Layer 5: Capital Markets and Financial Intelligence
The fifth layer is financial intelligence infrastructure — the data, analytics, and workflow platforms that serve institutional capital markets participants. This is a category with unusual durability because the primary competitors are incumbent monopolies whose pricing power, API accessibility, and technical architecture are all ripe for disruption. The two incumbent players in financial market data collectively generate over $12B in annual revenue from products that developers increasingly describe as expensive, technically outdated, and poorly integrated with modern data architectures.
CapexIQ's opportunity is to capture a meaningful share of the $40B annual market data spend by delivering developer-native, API-first financial infrastructure at competitive pricing. The company's early traction — seven tier-one banks as paying clients within 18 months of commercial launch — validates the demand thesis. The total market opportunity in capital markets data, analytics, and workflow is conservatively $80B by 2028 as AI-native trading and risk systems require higher-quality, lower-latency financial data infrastructure.
The $600 Billion Total Market
Adding the five layers together — data infrastructure ($60B), AI orchestration ($65B), vertical applications ($120B), compliance automation ($80B), and financial intelligence ($80B) — along with adjacent B2B SaaS categories including strategic planning, performance management, and HR intelligence, produces an aggregate total addressable market of approximately $600B by 2028–2030. This is the market BeMoreeDriven is investing to capture.
Our portfolio construction is intentional across these five layers. We are not making broad-based index bets in enterprise software. We are making concentrated, high-conviction bets in the specific sub-segments within each layer where we have identified category-defining companies that are building durable competitive advantages. Six active portfolio companies across all five layers, with aggregate NRR above 130%, represent the leading edge of that strategy.

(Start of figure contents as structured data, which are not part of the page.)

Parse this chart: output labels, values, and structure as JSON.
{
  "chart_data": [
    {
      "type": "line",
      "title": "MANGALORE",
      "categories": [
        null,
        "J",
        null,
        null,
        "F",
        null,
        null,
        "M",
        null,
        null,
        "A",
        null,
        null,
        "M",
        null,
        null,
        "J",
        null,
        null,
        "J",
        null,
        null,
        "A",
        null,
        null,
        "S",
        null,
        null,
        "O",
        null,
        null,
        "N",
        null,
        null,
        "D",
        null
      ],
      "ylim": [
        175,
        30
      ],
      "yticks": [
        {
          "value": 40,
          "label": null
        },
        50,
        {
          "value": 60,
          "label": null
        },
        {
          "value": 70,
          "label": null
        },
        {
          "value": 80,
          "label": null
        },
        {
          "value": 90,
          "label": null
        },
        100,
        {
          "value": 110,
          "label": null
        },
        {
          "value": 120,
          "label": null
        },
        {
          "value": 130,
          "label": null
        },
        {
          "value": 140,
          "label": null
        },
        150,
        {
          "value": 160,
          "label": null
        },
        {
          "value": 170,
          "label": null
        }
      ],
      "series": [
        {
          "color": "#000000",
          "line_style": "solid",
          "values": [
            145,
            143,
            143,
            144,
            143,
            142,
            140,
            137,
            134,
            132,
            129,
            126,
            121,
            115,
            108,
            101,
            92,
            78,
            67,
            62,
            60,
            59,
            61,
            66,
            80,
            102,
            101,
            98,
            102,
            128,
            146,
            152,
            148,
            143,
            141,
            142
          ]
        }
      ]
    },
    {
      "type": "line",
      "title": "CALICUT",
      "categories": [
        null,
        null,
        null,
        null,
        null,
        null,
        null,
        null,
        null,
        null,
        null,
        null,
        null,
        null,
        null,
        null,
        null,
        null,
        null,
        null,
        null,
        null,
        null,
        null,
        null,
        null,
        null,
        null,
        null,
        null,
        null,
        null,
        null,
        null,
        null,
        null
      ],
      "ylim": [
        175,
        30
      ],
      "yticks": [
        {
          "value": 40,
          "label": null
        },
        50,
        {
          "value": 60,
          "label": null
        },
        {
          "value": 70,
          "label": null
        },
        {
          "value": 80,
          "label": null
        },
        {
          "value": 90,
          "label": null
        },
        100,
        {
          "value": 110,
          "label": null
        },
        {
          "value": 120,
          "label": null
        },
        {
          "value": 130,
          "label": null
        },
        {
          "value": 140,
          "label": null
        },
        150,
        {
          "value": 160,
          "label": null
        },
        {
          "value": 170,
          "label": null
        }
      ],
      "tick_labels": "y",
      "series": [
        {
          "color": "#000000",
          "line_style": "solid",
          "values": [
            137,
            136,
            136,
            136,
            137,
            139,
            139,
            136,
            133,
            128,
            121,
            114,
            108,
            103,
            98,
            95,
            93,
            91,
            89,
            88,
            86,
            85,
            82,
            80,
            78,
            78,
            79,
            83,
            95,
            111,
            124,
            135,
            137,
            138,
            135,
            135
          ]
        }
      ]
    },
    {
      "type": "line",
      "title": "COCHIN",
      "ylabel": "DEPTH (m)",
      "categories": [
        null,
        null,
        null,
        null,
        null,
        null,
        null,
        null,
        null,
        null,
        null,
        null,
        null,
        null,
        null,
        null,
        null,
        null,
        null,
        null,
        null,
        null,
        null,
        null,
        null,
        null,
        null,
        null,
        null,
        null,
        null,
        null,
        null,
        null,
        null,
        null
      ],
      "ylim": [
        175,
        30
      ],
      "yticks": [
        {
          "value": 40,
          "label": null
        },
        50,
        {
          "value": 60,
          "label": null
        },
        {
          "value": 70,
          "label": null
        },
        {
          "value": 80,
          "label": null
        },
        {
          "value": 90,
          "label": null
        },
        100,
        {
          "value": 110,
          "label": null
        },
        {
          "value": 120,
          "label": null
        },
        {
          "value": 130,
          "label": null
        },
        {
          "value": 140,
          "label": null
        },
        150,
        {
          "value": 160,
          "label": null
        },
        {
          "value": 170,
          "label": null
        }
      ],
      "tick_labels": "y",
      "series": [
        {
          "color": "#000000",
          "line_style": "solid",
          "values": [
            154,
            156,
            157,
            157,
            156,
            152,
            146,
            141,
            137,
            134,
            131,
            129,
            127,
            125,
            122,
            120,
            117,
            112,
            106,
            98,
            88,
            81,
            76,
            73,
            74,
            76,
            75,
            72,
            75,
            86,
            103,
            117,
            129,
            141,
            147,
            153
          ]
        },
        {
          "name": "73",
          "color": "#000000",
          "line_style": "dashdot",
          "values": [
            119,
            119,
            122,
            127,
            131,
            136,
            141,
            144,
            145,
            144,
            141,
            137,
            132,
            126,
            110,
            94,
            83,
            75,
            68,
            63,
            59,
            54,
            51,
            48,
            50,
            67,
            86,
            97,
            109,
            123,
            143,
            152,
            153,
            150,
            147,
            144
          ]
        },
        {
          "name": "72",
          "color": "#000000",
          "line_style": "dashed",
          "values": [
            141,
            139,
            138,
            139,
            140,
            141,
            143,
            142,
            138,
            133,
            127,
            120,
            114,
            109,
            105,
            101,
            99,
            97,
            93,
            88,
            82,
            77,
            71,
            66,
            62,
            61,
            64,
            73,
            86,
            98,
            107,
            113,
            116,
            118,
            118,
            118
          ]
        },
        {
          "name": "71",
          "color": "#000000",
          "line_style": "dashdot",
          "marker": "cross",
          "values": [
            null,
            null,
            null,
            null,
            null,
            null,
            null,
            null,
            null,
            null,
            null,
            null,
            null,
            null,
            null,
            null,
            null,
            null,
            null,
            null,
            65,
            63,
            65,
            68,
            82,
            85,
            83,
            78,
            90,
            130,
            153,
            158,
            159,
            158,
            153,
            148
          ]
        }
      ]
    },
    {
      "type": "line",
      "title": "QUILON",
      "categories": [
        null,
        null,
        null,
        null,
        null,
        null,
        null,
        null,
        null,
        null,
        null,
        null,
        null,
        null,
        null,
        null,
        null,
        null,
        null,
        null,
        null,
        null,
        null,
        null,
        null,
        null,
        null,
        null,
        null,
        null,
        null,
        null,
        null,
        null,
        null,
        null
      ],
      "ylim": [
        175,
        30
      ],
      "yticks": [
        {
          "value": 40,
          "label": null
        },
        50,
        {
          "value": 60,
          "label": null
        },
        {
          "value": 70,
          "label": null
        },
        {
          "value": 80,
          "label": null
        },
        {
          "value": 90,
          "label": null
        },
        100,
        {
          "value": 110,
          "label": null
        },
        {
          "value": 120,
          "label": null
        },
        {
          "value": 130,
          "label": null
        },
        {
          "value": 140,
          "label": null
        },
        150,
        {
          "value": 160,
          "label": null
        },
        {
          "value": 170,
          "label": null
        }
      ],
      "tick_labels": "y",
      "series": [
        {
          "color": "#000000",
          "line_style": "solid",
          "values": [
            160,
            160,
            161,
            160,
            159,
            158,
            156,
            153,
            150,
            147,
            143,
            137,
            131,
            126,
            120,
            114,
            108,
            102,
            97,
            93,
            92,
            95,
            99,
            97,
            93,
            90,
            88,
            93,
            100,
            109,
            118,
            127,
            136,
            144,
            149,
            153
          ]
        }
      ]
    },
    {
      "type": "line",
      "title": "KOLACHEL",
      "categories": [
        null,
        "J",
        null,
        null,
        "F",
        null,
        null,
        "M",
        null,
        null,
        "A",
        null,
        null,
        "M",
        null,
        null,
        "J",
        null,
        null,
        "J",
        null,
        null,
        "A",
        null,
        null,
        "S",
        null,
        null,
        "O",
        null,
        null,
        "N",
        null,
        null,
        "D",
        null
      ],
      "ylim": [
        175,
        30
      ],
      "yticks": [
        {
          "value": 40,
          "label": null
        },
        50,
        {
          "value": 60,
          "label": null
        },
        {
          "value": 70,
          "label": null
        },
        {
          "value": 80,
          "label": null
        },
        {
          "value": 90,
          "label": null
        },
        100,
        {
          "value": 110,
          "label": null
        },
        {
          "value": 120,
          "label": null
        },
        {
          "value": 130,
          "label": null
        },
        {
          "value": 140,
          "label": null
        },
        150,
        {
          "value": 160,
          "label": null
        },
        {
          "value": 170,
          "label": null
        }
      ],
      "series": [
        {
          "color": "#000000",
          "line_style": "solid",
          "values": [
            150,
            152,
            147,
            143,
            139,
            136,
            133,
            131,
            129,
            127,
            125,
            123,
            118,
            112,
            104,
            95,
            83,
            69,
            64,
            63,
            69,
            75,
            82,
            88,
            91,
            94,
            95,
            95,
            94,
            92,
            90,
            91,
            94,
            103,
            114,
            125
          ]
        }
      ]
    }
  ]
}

Why Now Is the Optimal Vintage
The case for the current moment as an optimal entry vintage for growth-stage enterprise investing rests on three observations.
First, the 2022–2023 valuation correction systematically removed the companies that were growing on the strength of available capital rather than on genuine market demand. The cohort that survived the correction did so because their customers needed them — they were not luxury purchases that got cut in a downturn. The companies that remain are structurally stronger than the broader cohort was at the 2021 peak.
Second, the AI adoption cycle is at the precise stage — early commercial deployment, pre-mainstream enterprise adoption — where the pattern of technology investment history suggests the highest return potential. This is the stage at which the companies that will define the next decade of enterprise software are distinguishable from those that will not, but before the market has fully priced the differentiation. It is the same stage that Salesforce was at in 2003, that Workday was at in 2012, that ServiceNow was at in 2014.
Third, the LP capital environment for institutional growth investing has returned to rationality. The vintage years in which institutional growth investors generated their best returns have historically been those that followed periods of market dislocation — when the best founders raised at reasonable valuations because the frothier alternative-capital sources had temporarily withdrawn. That is the current environment.
We are deploying capital in this environment with high conviction and a long-term perspective. The $600 billion market described in this analysis will not be built in a single fund cycle. But the companies that earn category leadership positions in the current period will compound that leadership for decades. We intend to be early and concentrated investors in those companies.